Еще накануне вечером в голове продолжала крутиться мысль – как, где и с кем праздновать получение десятого раздряда, а теперь предстояло придумать, как отметить куда более серьезное повышение. Что-то мне подсказывает что Хофф, когда узнает, обязательно скажет, что нужно закатить две вечеринки подряд. В любом случае все это лучше отложить до того момента, когда мы поймаем чудовище – праздновать сейчас просто немыслимо, во всем городе траур и прощание назначено через четыре дня.
Я покупаю сосиску в тесте в кафетерии на первом этаже и огромный капучино, чтобы не уснуть здесь и теперь, потому что, несмотря на усталость, самое время заехать к маме, иначе я отложу и забуду еще на неделю, а то и дольше. Неизвестно, как пойдут дела, но очевидно, что с новой работой свободного времени у меня уменьшится.

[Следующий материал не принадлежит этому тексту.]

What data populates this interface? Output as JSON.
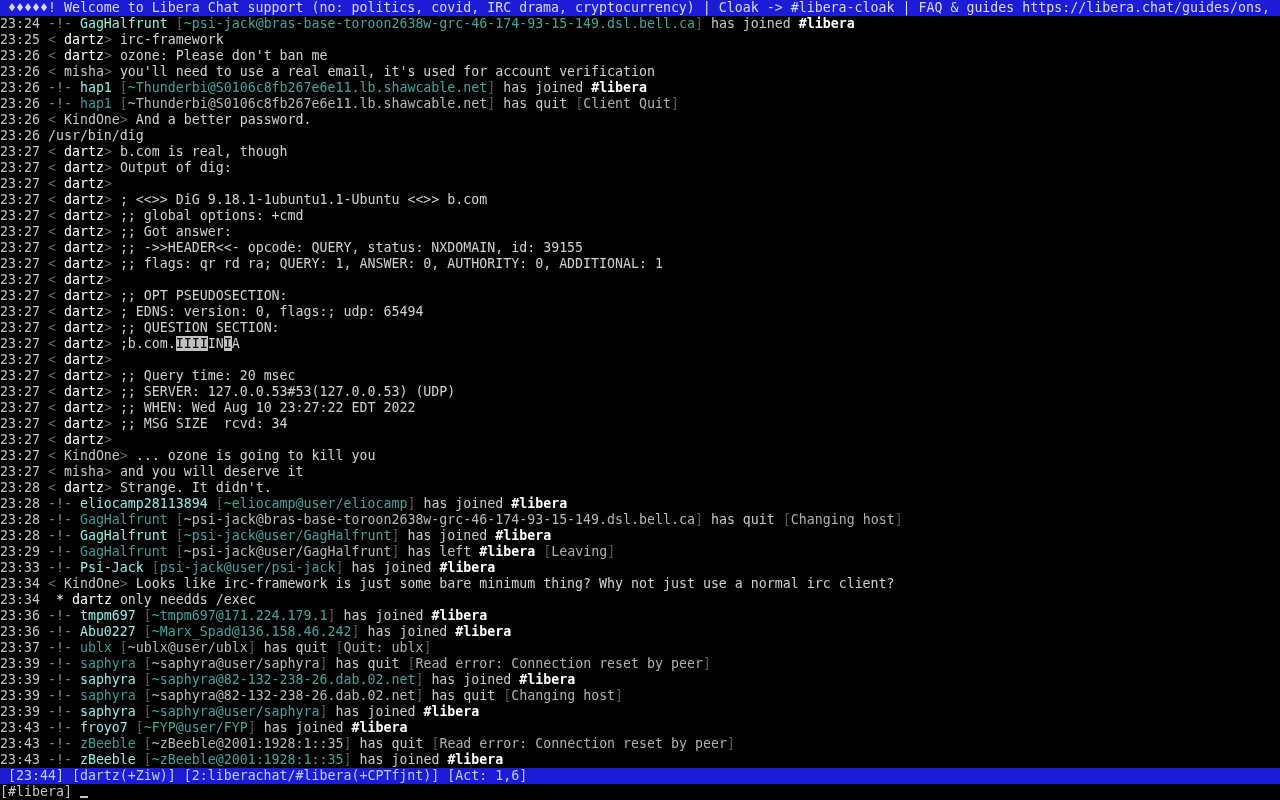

В самом конце собрания, когда все мы почти закончили заполнять отчеты в рабочих планшетах, тщательно записали, кто что заметил, кто что думает и может предложить, ко мне подошел секретарь, молодой стажер откуда-то из Гелсьингфорса, любознательный юнец по имени Нильс, и шепотом попросил зайти к Аррете. Вот он, тот самый случай, когда всем сердцем радуешься оказанной чести и доверию, но до последнего момента сомневаешься в реальности происходящего, подспудно ждешь неминуемого разоблачения, когда вдруг откроется, что это чья-то случайная ошибка, путаница, и что с минуты на минуту, наконец, прозвучит – ах, простите, я обознался, это не вам.
Это была моя первая встреча с генералом с глазу на глаз. Раньше мне никогда не представлялась такая возможность. Да и многим кроме меня. Большинству из нас. Из лифта мы вышли в просторный холл, совсем не похожий на обычное офисное пространство нашего гигантского муравейника: огромный светло-бежевый ковер с длинным толстым ворсом, уютные и мягкие на вид диванчики, обитые оранжевым плюшем.
– Я доложу о вас, капрал, располагайтесь. – Нильс исчез за огромными дверями.
В древние времена «рабочие генеральские покои» однозначно выглядели не так. Для большинства из нас последняя война – лишь цифры в учебнике истории, мы забываем о них, едва получив аттестат зрелости. Но мир внутренних и внешних войск с той поры однозначно стал менее церемониальным и символичным: Аретта пришла на собрание в обычном деловом костюме, а не форме, и никто не придал этому никакого значения. Вообще весь наш гигантский небоскреб больше похож на обычный современный офис. И хотя на задания мы, конечно же, надеваем форму – это мера нашей же безопасности, а не дисциплина сама по себе. Дисциплина есть, но жестких правил, не обоснованных ничем, кроме желания одних людей командовать другими – нет. Как следствие, нет дедовщины, и других жестоких странностей прошлого – карцера, например. Просто удивительно, какими недальновидными были наши предки, всерьез полагая, что обида и страх могут быть хорошими мотиваторами на службе. И удивительно, что нынешние земляне стали гораздо человечней к самим себе и гораздо безжалостней в одно и тоже время. Наверное, золотой середины просто не существует.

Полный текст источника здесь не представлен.